E dopo tanta energia … ne arriva ancora: ‘In Union We Stand’, con la sua ritmica imperiosa, è un inno anthemico, un brano che rappresenta lo spirito di energica aggregazione che da sempre ha contraddistinto i fans del Metal.
Chiudono prepotentemente ‘Electro-Violence’ e la lunga ‘Overkill II (The Nightmare Continues)’, anch’esse cariche di Pathos e di furia travolgente. In particolare l’ecletticità dell’ultimo pezzo, che passa dal dare sensazioni malvagie ad altre furenti, mette in luce le qualità degli Overkill, quel quid in più che serviva all’epoca per emergere in un mare di artisti straordinari.

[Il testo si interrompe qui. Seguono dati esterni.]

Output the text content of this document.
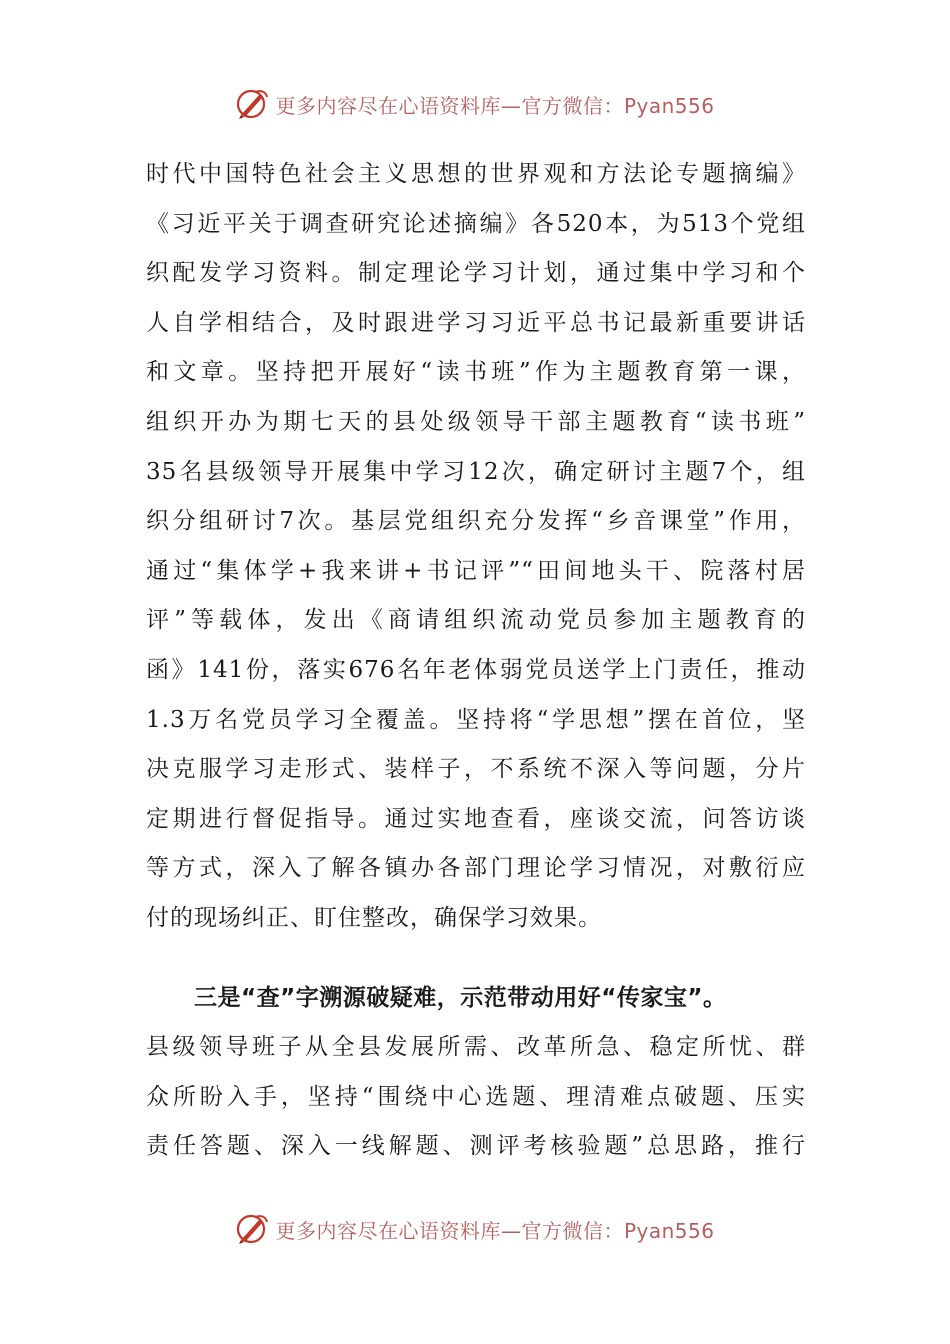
更多内容尽在心语资料库—官方微信：Pyan556
时代中国特色社会主义思想的世界观和方法论专题摘编》
《习近平关于调查研究论述摘编》各520本，为513个党组
织配发学习资料。制定理论学习计划，通过集中学习和个
人自学相结合，及时跟进学习习近平总书记最新重要讲话
和文章。坚持把开展好“读书班”作为主题教育第一课，
组织开办为期七天的县处级领导干部主题教育“读书班”
35名县级领导开展集中学习12次，确定研讨主题7个，组
织分组研讨7次。基层党组织充分发挥“乡音课堂”作用，
通过“集体学+我来讲+书记评”“田间地头干、院落村居
评”等载体，发出《商请组织流动党员参加主题教育的
函》141份，落实676名年老体弱党员送学上门责任，推动
1.3万名党员学习全覆盖。坚持将“学思想”摆在首位，坚
决克服学习走形式、装样子，不系统不深入等问题，分片
定期进行督促指导。通过实地查看，座谈交流，问答访谈
等方式，深入了解各镇办各部门理论学习情况，对敷衍应
付的现场纠正、盯住整改，确保学习效果。
三是“查”字溯源破疑难，示范带动用好“传家宝”。
县级领导班子从全县发展所需、改革所急、稳定所忧、群
众所盼入手，坚持“围绕中心选题、理清难点破题、压实
责任答题、深入一线解题、测评考核验题”总思路，推行
更多内容尽在心语资料库—官方微信：Pyan556
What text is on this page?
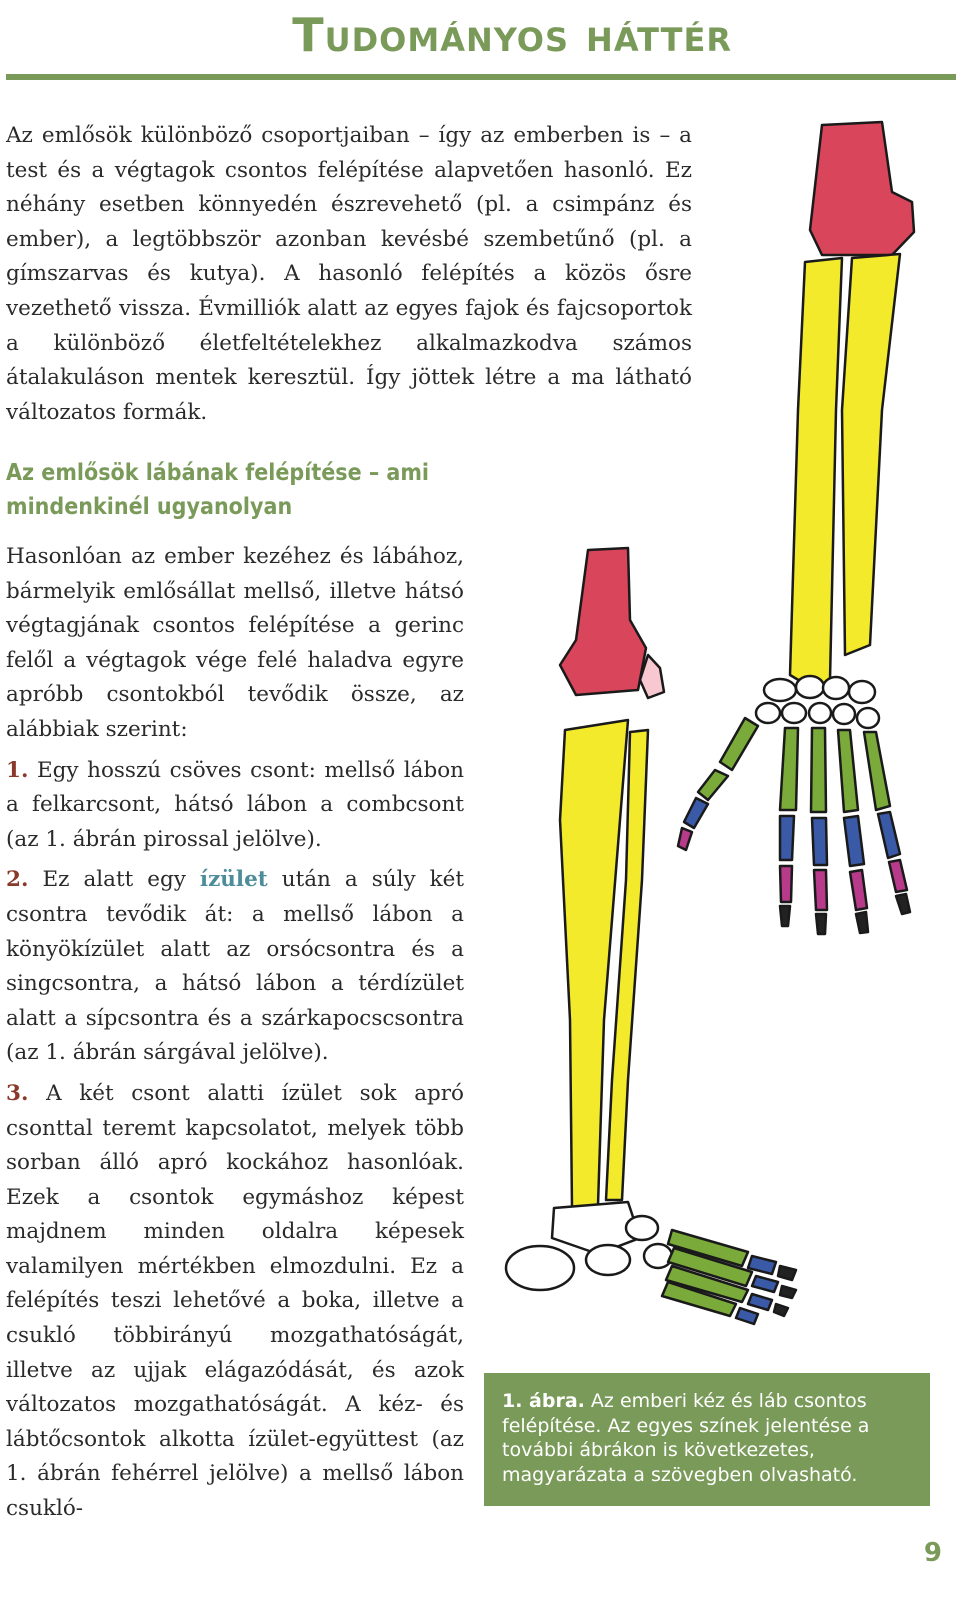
Tudományos háttér
Az emlősök különböző csoportjaiban – így az emberben is – a test és a végtagok csontos felépítése alapvetően hasonló. Ez néhány esetben könnyedén észrevehető (pl. a csimpánz és ember), a legtöbbször azonban kevésbé szembetűnő (pl. a gímszarvas és kutya). A hasonló felépítés a közös ősre vezethető vissza. Évmilliók alatt az egyes fajok és fajcsoportok a különböző életfeltételekhez alkalmazkodva számos átalakuláson mentek keresztül. Így jöttek létre a ma látható változatos formák.
Az emlősök lábának felépítése – ami mindenkinél ugyanolyan

Hasonlóan az ember kezéhez és lábához, bármelyik emlősállat mellső, illetve hátsó végtagjának csontos felépítése a gerinc felől a végtagok vége felé haladva egyre apróbb csontokból tevődik össze, az alábbiak szerint:

1. Egy hosszú csöves csont: mellső lábon a felkarcsont, hátsó lábon a combcsont (az 1. ábrán pirossal jelölve).

2. Ez alatt egy ízület után a súly két csontra tevődik át: a mellső lábon a könyökízület alatt az orsócsontra és a singcsontra, a hátsó lábon a térdízület alatt a sípcsontra és a szárkapocscsontra (az 1. ábrán sárgával jelölve).

3. A két csont alatti ízület sok apró csonttal teremt kapcsolatot, melyek több sorban álló apró kockához hasonlóak. Ezek a csontok egymáshoz képest majdnem minden oldalra képesek valamilyen mértékben elmozdulni. Ez a felépítés teszi lehetővé a boka, illetve a csukló többirányú mozgathatóságát, illetve az ujjak elágazódását, és azok változatos mozgathatóságát. A kéz- és lábtőcsontok alkotta ízület-együttest (az 1. ábrán fehérrel jelölve) a mellső lábon csukló-

1. ábra. Az emberi kéz és láb csontos felépítése. Az egyes színek jelentése a további ábrákon is következetes, magyarázata a szövegben olvasható.
9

‘Taking Over’ voleva lanciare un segnale già dalla copertina, con i quattro artisti che imbracciano dei fucili puntati dritti verso chi la guarda come per dire: gli Overkill non fanno prigionieri. E’ così è stato, grazie anche alla reazione chimica a catena che i quattro sono riusciti a scatenare.
Dire quale sia il migliore gruppo Thrash al mondo penso sia impossibile; certo è che gli Overkill un posto sulla vetta dei grandi con ‘Taking Over’ se lo sono guadagnato.